How To Design Web Pages For Conversion 1

Not every page is designed to convert. Your home page is basically a sign post to other locations. Your category page is the crossroad on a path somewhere. Your product detail pages and your ad landing pages, however, are there to convince people you’re worth closing the deal with.

To do that, you need to remember a few things.

Put the most important elements above the fold

Let’s get the obvious out of the way – even in a mobile first world, you need to think about what elements are there on the first screen that loads for the users. If you have a form, that means the headline, the most important form fields, and the call-to-action (CTA) are all visible for most users as soon as your page loads – anything else just invites fewer conversions.

Carefully manage color, shape, and size

You need to direct user attention to the CTA once the user has read the headline. You have multiple knobs you can turn to do just that:

  • Color. The elements that need to stand out should have a different color from the rest of the theme. Ideally, you want the site to be relatively consistent in color use, so the CTA can pop given a different color.
  • Shape. Irregular shapes draw more attention than regular ones. You can use that to your advantage. Elements other than your CTA can use straight lines and corners with edges. Your CTA can use rounded corners, and command more user attention that way.
  • Size. Obviously, use size to emphasize elements with a bit of caution. Taken to a comical extreme, using size to emphasize your CTA can make your site look unprofessional. That said, you can make the important elements of the page slightly larger, and command user attention without having a tacky site.

Color, shape, and size should be used with care, driving the users to look where you need them to look. Too many sites don’t turn those levers for maximum conversions. Don’t make that mistake.

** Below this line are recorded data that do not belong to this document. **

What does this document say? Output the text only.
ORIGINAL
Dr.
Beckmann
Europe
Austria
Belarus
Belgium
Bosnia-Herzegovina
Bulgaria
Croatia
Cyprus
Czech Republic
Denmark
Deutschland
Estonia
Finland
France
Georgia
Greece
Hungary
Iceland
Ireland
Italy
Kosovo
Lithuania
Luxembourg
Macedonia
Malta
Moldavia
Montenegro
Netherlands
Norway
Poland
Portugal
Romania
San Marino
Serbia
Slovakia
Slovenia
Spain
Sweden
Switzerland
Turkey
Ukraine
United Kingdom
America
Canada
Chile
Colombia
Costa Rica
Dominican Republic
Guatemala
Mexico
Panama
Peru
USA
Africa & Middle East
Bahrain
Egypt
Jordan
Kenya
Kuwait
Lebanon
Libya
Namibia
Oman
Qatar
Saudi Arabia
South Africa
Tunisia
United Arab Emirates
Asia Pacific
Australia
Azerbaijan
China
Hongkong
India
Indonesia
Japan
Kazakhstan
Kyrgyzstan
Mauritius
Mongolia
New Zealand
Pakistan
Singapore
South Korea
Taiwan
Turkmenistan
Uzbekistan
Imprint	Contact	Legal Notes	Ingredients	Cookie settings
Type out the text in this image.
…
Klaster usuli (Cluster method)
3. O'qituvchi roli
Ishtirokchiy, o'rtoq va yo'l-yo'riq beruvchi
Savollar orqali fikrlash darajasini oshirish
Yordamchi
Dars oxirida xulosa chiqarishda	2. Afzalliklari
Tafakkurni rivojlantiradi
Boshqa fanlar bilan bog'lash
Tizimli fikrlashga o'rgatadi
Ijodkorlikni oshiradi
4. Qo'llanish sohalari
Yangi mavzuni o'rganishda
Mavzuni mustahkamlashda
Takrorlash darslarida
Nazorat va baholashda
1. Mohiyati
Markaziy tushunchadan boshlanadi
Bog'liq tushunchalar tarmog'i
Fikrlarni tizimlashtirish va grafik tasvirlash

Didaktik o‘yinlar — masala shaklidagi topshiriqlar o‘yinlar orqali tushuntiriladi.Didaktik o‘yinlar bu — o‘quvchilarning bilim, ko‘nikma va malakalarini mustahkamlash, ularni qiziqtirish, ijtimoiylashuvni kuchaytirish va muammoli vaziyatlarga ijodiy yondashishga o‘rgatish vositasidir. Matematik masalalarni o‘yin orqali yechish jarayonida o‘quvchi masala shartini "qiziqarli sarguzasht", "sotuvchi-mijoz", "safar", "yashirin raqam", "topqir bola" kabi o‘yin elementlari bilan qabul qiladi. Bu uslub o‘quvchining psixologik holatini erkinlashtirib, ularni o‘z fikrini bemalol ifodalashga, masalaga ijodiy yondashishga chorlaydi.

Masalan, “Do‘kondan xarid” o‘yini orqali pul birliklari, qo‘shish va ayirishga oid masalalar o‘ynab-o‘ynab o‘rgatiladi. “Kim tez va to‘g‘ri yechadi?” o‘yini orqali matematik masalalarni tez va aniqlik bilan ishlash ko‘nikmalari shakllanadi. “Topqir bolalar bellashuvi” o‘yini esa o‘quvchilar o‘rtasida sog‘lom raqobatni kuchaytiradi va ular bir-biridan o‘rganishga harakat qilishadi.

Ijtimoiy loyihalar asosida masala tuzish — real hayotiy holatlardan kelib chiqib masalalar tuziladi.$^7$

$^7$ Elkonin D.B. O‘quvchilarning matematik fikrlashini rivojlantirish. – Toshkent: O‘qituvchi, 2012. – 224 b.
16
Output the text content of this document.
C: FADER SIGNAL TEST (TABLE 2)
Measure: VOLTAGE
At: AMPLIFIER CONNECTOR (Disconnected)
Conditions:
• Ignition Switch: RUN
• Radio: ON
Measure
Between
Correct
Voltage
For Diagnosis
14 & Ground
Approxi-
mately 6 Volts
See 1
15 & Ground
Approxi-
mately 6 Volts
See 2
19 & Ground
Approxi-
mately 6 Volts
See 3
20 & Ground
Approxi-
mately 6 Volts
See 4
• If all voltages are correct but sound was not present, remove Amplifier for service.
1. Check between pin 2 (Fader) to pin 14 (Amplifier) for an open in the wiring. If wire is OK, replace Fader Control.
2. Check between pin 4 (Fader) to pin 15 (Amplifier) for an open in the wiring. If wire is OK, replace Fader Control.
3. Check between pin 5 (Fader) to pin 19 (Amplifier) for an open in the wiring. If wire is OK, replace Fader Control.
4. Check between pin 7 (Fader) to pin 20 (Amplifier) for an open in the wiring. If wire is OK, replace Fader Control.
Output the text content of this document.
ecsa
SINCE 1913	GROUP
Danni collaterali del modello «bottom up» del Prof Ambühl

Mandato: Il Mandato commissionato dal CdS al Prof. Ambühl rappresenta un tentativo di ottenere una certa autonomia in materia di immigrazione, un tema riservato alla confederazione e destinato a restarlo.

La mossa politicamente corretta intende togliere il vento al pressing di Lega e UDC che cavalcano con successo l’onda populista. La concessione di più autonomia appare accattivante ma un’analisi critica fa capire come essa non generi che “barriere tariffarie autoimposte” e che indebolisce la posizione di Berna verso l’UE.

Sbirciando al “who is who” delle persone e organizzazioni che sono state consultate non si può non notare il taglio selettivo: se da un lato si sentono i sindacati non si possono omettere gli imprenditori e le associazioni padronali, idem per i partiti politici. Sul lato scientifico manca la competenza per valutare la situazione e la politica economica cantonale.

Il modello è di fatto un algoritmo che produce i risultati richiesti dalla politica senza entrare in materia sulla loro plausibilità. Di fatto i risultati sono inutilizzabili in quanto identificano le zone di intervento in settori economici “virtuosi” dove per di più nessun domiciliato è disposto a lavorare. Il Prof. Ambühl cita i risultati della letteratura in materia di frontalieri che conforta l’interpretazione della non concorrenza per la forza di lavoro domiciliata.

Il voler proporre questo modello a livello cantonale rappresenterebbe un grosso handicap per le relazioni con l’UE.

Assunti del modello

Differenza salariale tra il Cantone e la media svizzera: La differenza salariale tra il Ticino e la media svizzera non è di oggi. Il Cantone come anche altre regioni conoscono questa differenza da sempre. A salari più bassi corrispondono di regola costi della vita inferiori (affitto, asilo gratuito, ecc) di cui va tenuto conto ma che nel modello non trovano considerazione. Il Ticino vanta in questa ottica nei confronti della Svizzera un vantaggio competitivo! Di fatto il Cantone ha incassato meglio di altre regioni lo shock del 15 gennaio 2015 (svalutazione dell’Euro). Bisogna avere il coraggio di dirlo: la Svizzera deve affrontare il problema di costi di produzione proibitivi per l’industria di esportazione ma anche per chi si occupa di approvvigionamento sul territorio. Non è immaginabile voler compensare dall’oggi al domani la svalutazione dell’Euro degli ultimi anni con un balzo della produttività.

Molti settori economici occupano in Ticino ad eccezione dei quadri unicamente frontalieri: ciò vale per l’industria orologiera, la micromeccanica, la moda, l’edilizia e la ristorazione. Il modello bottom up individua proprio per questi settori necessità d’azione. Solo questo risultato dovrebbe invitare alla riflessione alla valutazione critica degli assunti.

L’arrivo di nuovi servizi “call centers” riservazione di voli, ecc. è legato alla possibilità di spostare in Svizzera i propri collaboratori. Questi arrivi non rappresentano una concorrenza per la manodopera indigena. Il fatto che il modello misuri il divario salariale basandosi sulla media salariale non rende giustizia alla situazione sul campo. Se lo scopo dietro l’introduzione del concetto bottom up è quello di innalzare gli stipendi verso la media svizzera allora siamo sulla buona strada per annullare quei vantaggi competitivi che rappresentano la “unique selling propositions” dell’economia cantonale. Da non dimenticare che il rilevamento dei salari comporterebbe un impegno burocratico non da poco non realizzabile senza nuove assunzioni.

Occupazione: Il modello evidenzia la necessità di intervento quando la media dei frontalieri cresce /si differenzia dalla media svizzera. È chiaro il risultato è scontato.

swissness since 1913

Avoid animation for pages designed to convert

Even on the home page, animated banners are bad. That said, animated banners used at the deeper layers of the site, the ones that are actually supposed to convert, are a whole other class of bad:

  • They take away attention from the CTA. Humans are wired to pay attention to motion. That’s something that resides pretty deep in our brains, from a time when motion meant a predator might be hunting you. So when users are reading through specs, checking your pricing, or considering clicking on your CTA, motion means interrupted tasks and fewer conversions.
  • They push down the elements of the site that can convert. When users are on one of your product detail pages or ad landing pages, they’re basically on a fairly targeted trajectory towards the sale. You don’t want to push down the elements that have a high chance of working to make room for animated banners that users did not seek out. Even if you get them to click, you’ll essentially reset the process when you could have had the win.

Avoid design patterns that get in the way of users finding what they need.

Read 5 Web Navigation Mistakes That Are Costing You Conversions

Use negative space to drive user attention

CTA elements need to be surrounded with space that blends with the theme. If your background color is white, the CTA can be a blue island surrounded by a sea of white.

The key thing you’re managing is contrast. The more negative space you use, the more the important parts of the page can pop. Just as with the use of size, there’s an upper limit to the use of negative space.

You should tune your use of this so that conversions are optimized, without depending on this so much that your site looks less professional in the process.

Write CTAs that complete an “I want to” thought

When writing CTAs, you should know what the user is trying to achieve on a given page, and what the user expectation is after clicking on a given element. That will make it easier for you to write for the user rather than for your organization.

Make the CTA text as short as possible, while still completing an “I want to” sentence:

  • For a piece of collateral that you’re trying to provide exposure to, the CTA text can be “download the white paper.” (Note that “I want to download the white paper” is a complete thought)
  • “Find a sales contact” follows this rule; “where to buy” does not
  • “More information,” and “$49.99” are terrible CTAs

You can add supporting points below the CTA or even within the button itself, as long as the core text of the CTA is written from the point of view of the user, not the point of view of the company.

Putting It All Together

If you carefully manage color, shape, and size, keep the important elements above the fold, avoid animated banners, and write CTAs for your users rather than for your company, your batting average should improve.

You should test and tune those elements until your site stops leaving money on the table.